Capturing CTCs


Circulating Tumor Cells or CTCs, have been recognized by scientists as potentially beneficial metrics for tracking a patient’s disease for some time, but these cells are difficult to find, because they are drowned out by billions of ordinary red blood cells and other cells found in the blood. With current technologies only recognizing a handful of cells from certain patients, developing ways to specifically concentrate and trap CTCs has been technically challenging,

However, in the new research conducted by University of Wisconsin-Madison Professor of Pharmacy, Seungpyo Hong and his collaborators, they have spent years of work in isolating these circulating tumor cells, or CTCs, by demonstrating better methods for their capture on clinical samples for the first time. Researchers were able to identify large numbers of the cells in cancer patients undergoing radiation therapy by forcing cancer cells to slow down and develop stronger molecular traps specific to CTCs.

The CTC count drastically decreased during the therapy then bounced back  in the patients that ended up requiring additional treatment — signifying that the technology could supplement other techniques for tracking the progress of treatment.

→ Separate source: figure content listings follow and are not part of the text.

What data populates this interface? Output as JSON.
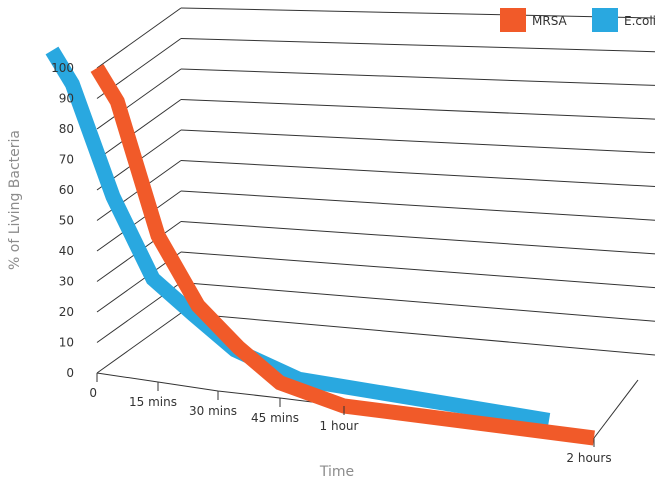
{
  "chart_data": {
    "type": "line",
    "title": "",
    "xlabel": "Time",
    "ylabel": "% of Living Bacteria",
    "ylim": [
      0,
      100
    ],
    "y_ticks": [
      "0",
      "10",
      "20",
      "30",
      "40",
      "50",
      "60",
      "70",
      "80",
      "90",
      "100"
    ],
    "categories": [
      "0",
      "15 mins",
      "30 mins",
      "45 mins",
      "1 hour",
      "2 hours"
    ],
    "grid": true,
    "legend_position": "top-right",
    "series": [
      {
        "name": "MRSA",
        "color": "#f15a29",
        "x": [
          0,
          5,
          15,
          25,
          35,
          45,
          60,
          120
        ],
        "values": [
          100,
          90,
          48,
          27,
          15,
          5,
          0,
          0
        ]
      },
      {
        "name": "E.coli",
        "color": "#29a8e0",
        "x": [
          0,
          5,
          15,
          25,
          35,
          45,
          60,
          120
        ],
        "values": [
          100,
          90,
          55,
          30,
          20,
          10,
          3,
          0
        ]
      }
    ]
  }
}
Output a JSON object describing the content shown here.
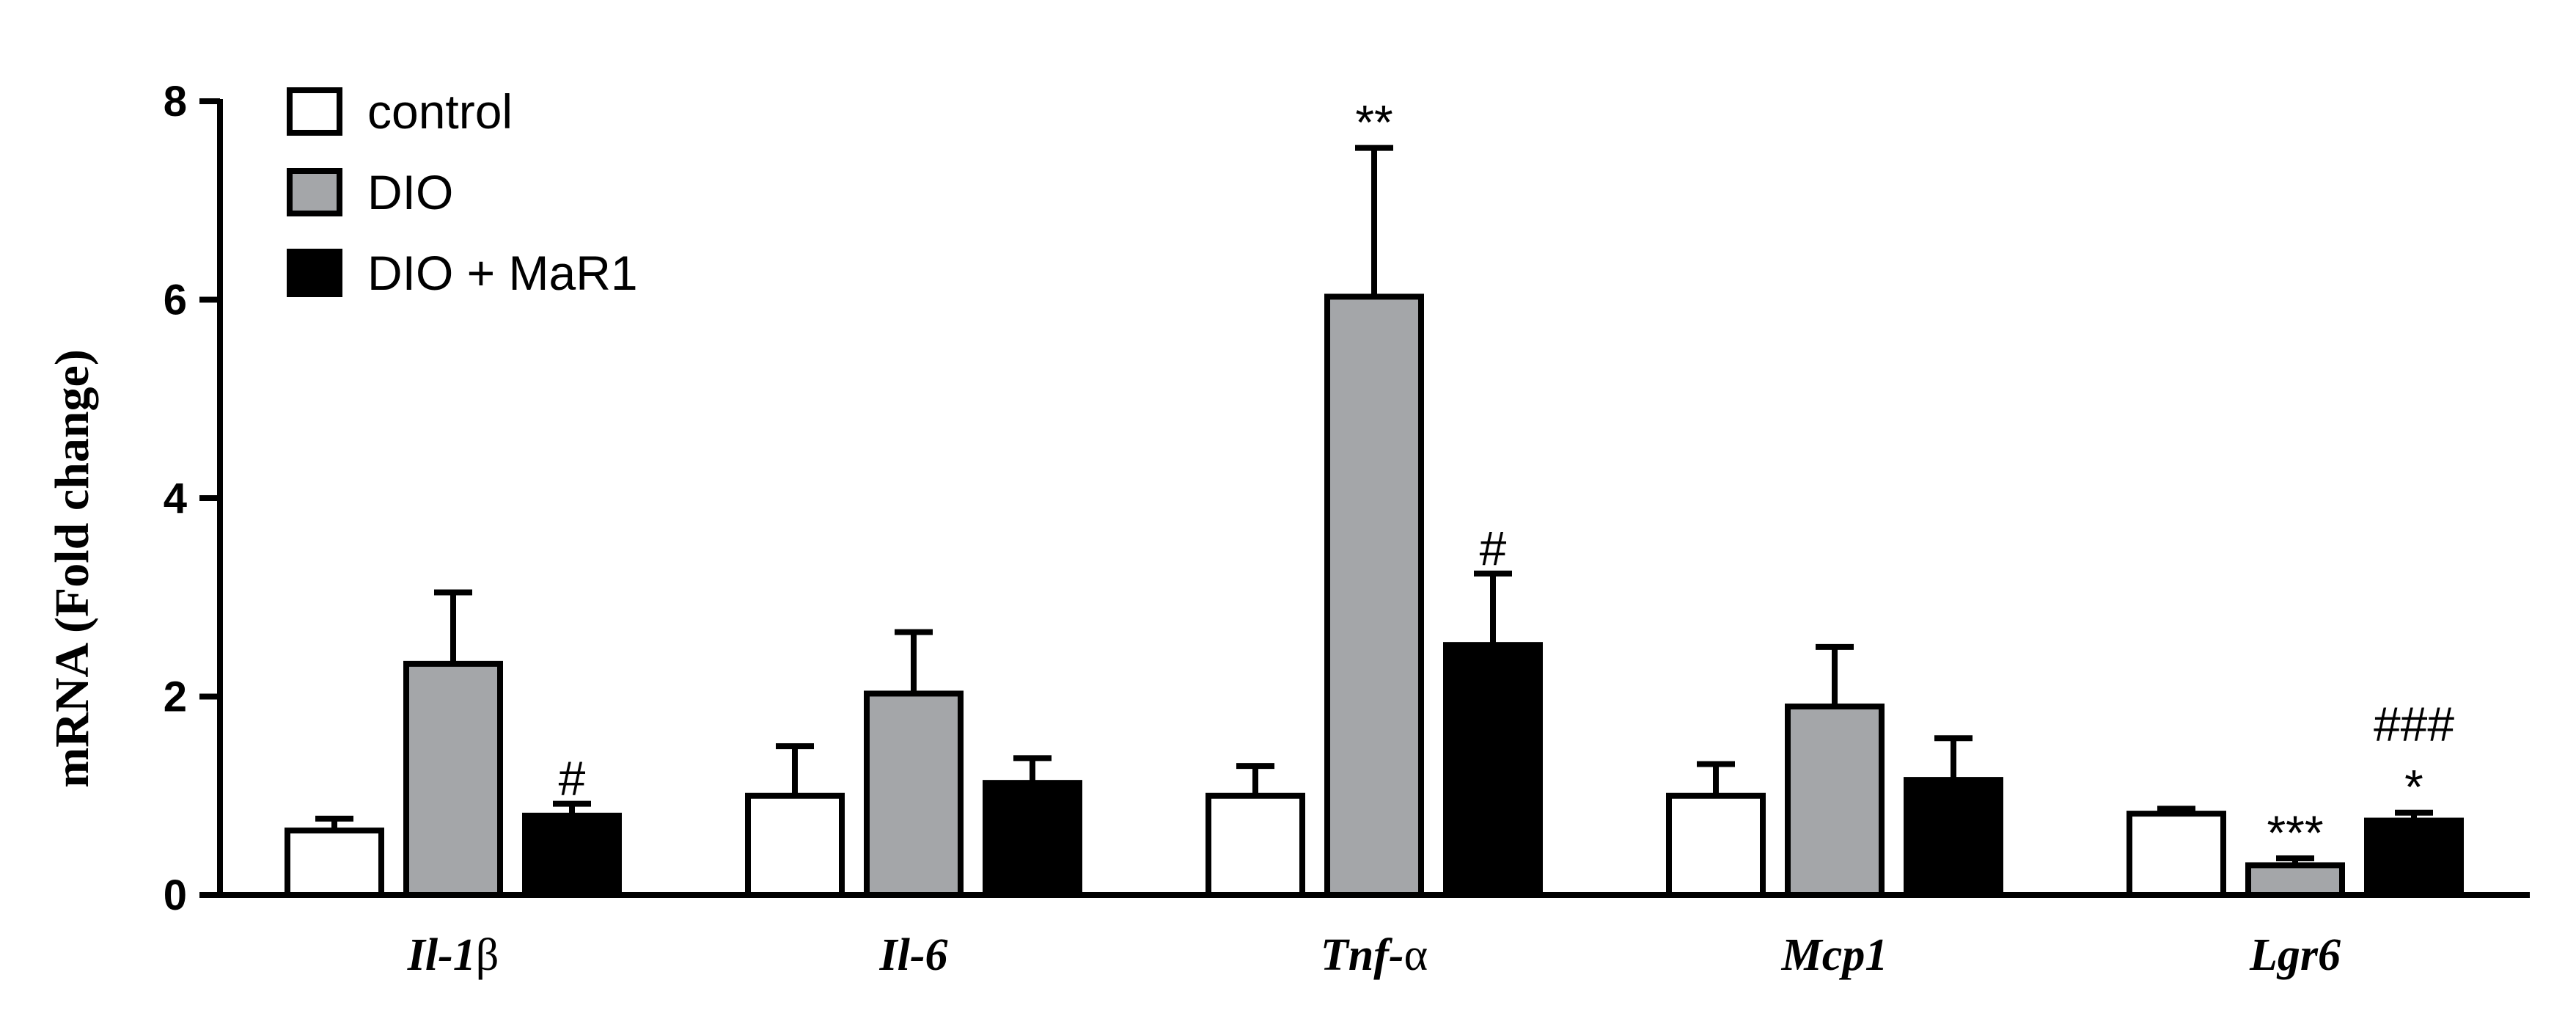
{
  "chart_data": {
    "type": "bar",
    "ylabel": "mRNA (Fold change)",
    "ylim": [
      0,
      8
    ],
    "yticks": [
      "0",
      "2",
      "4",
      "6",
      "8"
    ],
    "categories": [
      {
        "name": "Il-1",
        "suffix": "β"
      },
      {
        "name": "Il-6",
        "suffix": ""
      },
      {
        "name": "Tnf-",
        "suffix": "α"
      },
      {
        "name": "Mcp1",
        "suffix": ""
      },
      {
        "name": "Lgr6",
        "suffix": ""
      }
    ],
    "legend_position": "top-left",
    "series": [
      {
        "name": "control",
        "color": "#ffffff",
        "values": [
          0.65,
          1.0,
          1.0,
          1.0,
          0.82
        ],
        "errors": [
          0.12,
          0.5,
          0.3,
          0.32,
          0.05
        ]
      },
      {
        "name": "DIO",
        "color": "#a4a6a9",
        "values": [
          2.33,
          2.03,
          6.03,
          1.9,
          0.3
        ],
        "errors": [
          0.72,
          0.62,
          1.5,
          0.6,
          0.07
        ]
      },
      {
        "name": "DIO + MaR1",
        "color": "#000000",
        "values": [
          0.8,
          1.13,
          2.52,
          1.16,
          0.75
        ],
        "errors": [
          0.12,
          0.25,
          0.72,
          0.42,
          0.08
        ]
      }
    ],
    "annotations": [
      {
        "category": 0,
        "series": 2,
        "lines": [
          "#"
        ]
      },
      {
        "category": 2,
        "series": 1,
        "lines": [
          "**"
        ]
      },
      {
        "category": 2,
        "series": 2,
        "lines": [
          "#"
        ]
      },
      {
        "category": 4,
        "series": 1,
        "lines": [
          "***"
        ]
      },
      {
        "category": 4,
        "series": 2,
        "lines": [
          "###",
          "*"
        ]
      }
    ]
  }
}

The study was published last March 15 in the journal Clinical Cancer Research. Collaborators from the University of Illinois in Chicago, Duke University and Yonsei University in South Korea also contributed to the work, which was funded in part by the National Institutes of Health and the National Science Foundation.

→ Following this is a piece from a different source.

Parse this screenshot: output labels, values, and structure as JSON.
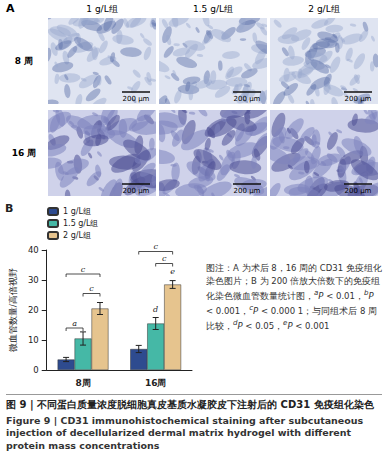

Hong and his collaborator Andrew Wang of the University of North Carolina School of Medicine created a company named Capio Biosciences in 2015 to commercialize a new technology they call CapioCyte.

They were inspired by the behavior of CTCs in the blood, which attach themselves to blood vessel walls and begin tumbling along looking for suitable places to invade. This separates them from the cells carrying oxygen  and is replicated by CapioCyte technology using an array of sticky proteins that force the CTCs to roll, which slows them down.

The cells are then trapped by a series of antibodies, more specifically proteins that  bind and hold onto the CTCs. The researchers developed a nanoscale structure shaped a little like a tree, with each branch tipped with an antibody, to make the connection sturdier. When a cancer cell passes by, a lot of individual branches can latch on it, increasing the strength of the attachment.

Though the cell count did not correlate with the stage, and thus severity, of the cancer, the reduction in cells was correlated with positive radiation therapy. CTC numbers came back up in two out of three patients that had repeated or persistent disease.

“Our data suggest that we have a good chance of making CTCs a predictive biomarker or biomarker for surveillance for at least a few cancers, and that’s always exciting,” says Wang.